I reported earlier that Attorney General Jeff Sessions issued a memo earlier this week clarifying many issues related to the Trump administration’s executive order threatening to withhold federal funding from so-called “sanctuary cities.” On Monday, the DOJ also filed a motion asking the judge in the San Francisco and Santa Clara lawsuits to reconsider his ruling placing a preliminary injunction on the government’s ability to implement Trump’s executive order. The DOJ’s motion provides further interpretation of Sessions’ memo and what it means for sanctuary cities.
Reading the DOJ’s motion to reconsider, it becomes very clear quickly that Sessions’ memo is in direct response to the preliminary injunction. During oral arguments, the DOJ suggested a very narrow interpretation of the executive order, but the cities pointed out that the actual language in the executive order, as well as public comments by Trump, Sessions, and Director of Homeland Security John Kelly, were far more expansive in their reach and impact. The judge agreed with the cities. In the DOJ’s new filing, they argue that Sessions’ memo now codifies the narrow interpretation they had earlier offered during oral arguments. Specifically, it says:
- “Sanctuary jurisdictions” only refer to jurisdictions that “willfully refuse to comply with 8 USC 1373.”
- The executive order “does not retroactively condition the receipt of awards… on compliance with federal detainer requests,” though both Sessions’ memo and the DOJ motion are silent on whether this will become a requirement in the future.
- The only federal grants implicated are current ones issued by the Department of Justice and the Department of Homeland Security that specifically require recipients to certify their compliance with 8 USC 1373, and any future ones stating that requirement. They specifically name grants administered by the Office of Justice Programs and the Office of Community Oriented Policing Services as containing this requirement and thus subject to denial of funding.
- Conditions may only be imposed pursuant to “existing statutory or constitutional authority,” which they claim alleviates any concerns that the executive order violates separation of powers principles by giving the executive branch the authority to impose conditions on federal grants.

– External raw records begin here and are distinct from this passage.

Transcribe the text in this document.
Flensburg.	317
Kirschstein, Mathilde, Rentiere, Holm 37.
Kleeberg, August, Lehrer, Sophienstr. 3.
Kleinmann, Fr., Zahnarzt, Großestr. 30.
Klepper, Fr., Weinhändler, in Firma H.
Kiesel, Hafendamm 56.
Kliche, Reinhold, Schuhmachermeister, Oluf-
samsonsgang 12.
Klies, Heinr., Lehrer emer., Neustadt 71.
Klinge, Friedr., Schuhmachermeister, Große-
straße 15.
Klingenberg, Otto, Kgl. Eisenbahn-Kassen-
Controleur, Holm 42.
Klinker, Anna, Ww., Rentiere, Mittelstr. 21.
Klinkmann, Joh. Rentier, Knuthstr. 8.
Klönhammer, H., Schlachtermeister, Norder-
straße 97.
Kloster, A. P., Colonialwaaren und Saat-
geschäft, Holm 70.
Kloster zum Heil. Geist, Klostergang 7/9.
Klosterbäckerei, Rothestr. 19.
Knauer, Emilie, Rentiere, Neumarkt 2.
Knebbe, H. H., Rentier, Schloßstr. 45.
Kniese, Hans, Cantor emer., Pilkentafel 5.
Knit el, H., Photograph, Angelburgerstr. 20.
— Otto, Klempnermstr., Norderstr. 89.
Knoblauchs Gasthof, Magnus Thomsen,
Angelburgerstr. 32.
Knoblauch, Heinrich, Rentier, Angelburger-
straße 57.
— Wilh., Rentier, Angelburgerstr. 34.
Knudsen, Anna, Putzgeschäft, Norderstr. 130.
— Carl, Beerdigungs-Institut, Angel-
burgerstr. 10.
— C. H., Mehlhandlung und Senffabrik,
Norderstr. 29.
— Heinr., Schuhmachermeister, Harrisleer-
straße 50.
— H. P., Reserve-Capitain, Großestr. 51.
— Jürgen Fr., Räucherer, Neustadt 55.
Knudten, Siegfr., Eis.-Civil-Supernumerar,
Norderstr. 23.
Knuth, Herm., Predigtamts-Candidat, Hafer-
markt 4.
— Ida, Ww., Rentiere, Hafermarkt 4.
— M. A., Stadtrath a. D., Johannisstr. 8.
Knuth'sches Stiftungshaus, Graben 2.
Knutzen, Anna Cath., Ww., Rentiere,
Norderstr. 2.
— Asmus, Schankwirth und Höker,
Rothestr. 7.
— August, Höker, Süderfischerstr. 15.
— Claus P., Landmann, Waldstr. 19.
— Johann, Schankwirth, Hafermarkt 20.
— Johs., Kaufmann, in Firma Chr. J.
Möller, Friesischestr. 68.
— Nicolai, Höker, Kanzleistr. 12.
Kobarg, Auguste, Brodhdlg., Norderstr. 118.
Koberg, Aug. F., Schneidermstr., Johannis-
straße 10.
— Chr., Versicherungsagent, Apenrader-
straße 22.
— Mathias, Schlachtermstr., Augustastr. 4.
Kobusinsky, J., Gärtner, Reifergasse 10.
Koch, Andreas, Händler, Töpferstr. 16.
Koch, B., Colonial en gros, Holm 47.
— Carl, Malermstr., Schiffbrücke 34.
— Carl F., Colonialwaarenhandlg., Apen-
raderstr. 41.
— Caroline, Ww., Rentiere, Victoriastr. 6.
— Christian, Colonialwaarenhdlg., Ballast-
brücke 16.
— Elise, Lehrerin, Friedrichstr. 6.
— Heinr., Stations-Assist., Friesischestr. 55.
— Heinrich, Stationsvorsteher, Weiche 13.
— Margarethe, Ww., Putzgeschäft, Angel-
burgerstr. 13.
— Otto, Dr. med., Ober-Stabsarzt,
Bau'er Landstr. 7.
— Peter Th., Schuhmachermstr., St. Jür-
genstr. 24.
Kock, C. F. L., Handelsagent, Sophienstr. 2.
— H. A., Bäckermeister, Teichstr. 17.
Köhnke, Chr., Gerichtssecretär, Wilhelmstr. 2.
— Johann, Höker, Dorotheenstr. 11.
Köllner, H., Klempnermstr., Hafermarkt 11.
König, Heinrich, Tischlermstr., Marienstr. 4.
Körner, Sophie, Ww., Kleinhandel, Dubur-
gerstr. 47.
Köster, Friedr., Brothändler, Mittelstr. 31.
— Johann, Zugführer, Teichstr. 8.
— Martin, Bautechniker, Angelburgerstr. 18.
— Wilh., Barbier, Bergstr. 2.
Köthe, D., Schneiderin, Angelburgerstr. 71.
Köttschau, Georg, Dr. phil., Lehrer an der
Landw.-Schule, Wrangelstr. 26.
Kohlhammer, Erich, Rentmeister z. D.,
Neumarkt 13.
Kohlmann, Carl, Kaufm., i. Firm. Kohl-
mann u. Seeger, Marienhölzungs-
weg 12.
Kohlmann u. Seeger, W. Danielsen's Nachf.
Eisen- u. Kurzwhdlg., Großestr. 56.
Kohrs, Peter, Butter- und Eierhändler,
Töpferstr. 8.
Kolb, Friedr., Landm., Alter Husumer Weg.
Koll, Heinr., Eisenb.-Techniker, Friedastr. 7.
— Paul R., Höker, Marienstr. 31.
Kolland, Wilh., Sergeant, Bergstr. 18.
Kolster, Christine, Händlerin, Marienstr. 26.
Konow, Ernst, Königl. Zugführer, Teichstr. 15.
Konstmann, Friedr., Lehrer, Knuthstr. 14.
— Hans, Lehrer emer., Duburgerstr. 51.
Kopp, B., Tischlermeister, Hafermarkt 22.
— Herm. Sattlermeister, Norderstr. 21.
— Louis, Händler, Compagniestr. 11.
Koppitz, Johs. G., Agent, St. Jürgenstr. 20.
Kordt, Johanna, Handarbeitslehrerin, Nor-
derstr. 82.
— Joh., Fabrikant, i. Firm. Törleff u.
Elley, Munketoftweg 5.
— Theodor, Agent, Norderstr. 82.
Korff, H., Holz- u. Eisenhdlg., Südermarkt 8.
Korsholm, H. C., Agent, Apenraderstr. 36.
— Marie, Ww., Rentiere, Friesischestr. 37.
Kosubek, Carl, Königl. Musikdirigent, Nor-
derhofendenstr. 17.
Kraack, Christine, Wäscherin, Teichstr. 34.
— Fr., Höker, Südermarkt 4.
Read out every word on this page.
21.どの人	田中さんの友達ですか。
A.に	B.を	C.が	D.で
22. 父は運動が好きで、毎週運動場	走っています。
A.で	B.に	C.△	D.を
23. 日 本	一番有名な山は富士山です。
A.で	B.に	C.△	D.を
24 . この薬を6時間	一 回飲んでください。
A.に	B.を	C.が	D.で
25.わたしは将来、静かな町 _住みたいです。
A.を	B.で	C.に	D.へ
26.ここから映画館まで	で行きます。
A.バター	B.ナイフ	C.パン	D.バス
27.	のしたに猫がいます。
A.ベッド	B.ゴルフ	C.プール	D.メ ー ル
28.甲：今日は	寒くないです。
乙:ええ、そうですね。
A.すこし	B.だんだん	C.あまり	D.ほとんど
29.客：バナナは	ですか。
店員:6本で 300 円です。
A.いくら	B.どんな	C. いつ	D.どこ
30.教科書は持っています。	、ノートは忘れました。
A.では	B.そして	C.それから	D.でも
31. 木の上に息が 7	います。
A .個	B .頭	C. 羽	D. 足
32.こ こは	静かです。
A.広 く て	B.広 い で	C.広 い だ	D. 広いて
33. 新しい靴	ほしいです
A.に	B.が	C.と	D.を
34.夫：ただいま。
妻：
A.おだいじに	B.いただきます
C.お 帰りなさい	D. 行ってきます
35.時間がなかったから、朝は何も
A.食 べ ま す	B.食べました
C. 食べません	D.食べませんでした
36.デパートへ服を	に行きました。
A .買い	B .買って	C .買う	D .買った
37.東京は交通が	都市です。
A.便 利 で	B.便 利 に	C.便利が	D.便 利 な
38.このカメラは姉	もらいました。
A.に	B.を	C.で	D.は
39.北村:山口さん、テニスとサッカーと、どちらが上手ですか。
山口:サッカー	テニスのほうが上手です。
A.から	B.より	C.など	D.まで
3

Seattle has one 2016 grant that is implicated under these narrowed rules. A spokesperson for the City Attorney’s Office confirmed that as part of applying for that grant, the City of Seattle certified that it is compliant with 8 USC 1373. The city is “threading the needle” in its approach to being a “welcoming city” by prohibiting the collection of information related to immigration status, but not prohibiting passing any of that nonexistent information to federal law enforcement officials. In other words it is compliant with the letter of the law, but perhaps not the spirit.
The DOJ is required to respond to the City of Seattle’s lawsuit by the end of next week. It will be interesting to see how they respond given Sessions’ new memo. The one relevant grant means that Seattle still has standing to sue, but the DOJ will likely need to take a position as to whether Seattle’s “thread the needle” approach is truly compliant with 8 USC 1373. That will be a significant precedent either way: if they stipulate that Seattle is compliant, then they will have validated a model for non-cooperation with ICE that other cities will inevitably copy. On the other hand, if they argue that Seattle is not compliant, then they bring an enormous amount of focus on 8 USC 1373 itself, its proper interpretation, and its constitutionality — and it may not stand up to scrutiny, as many have suggested.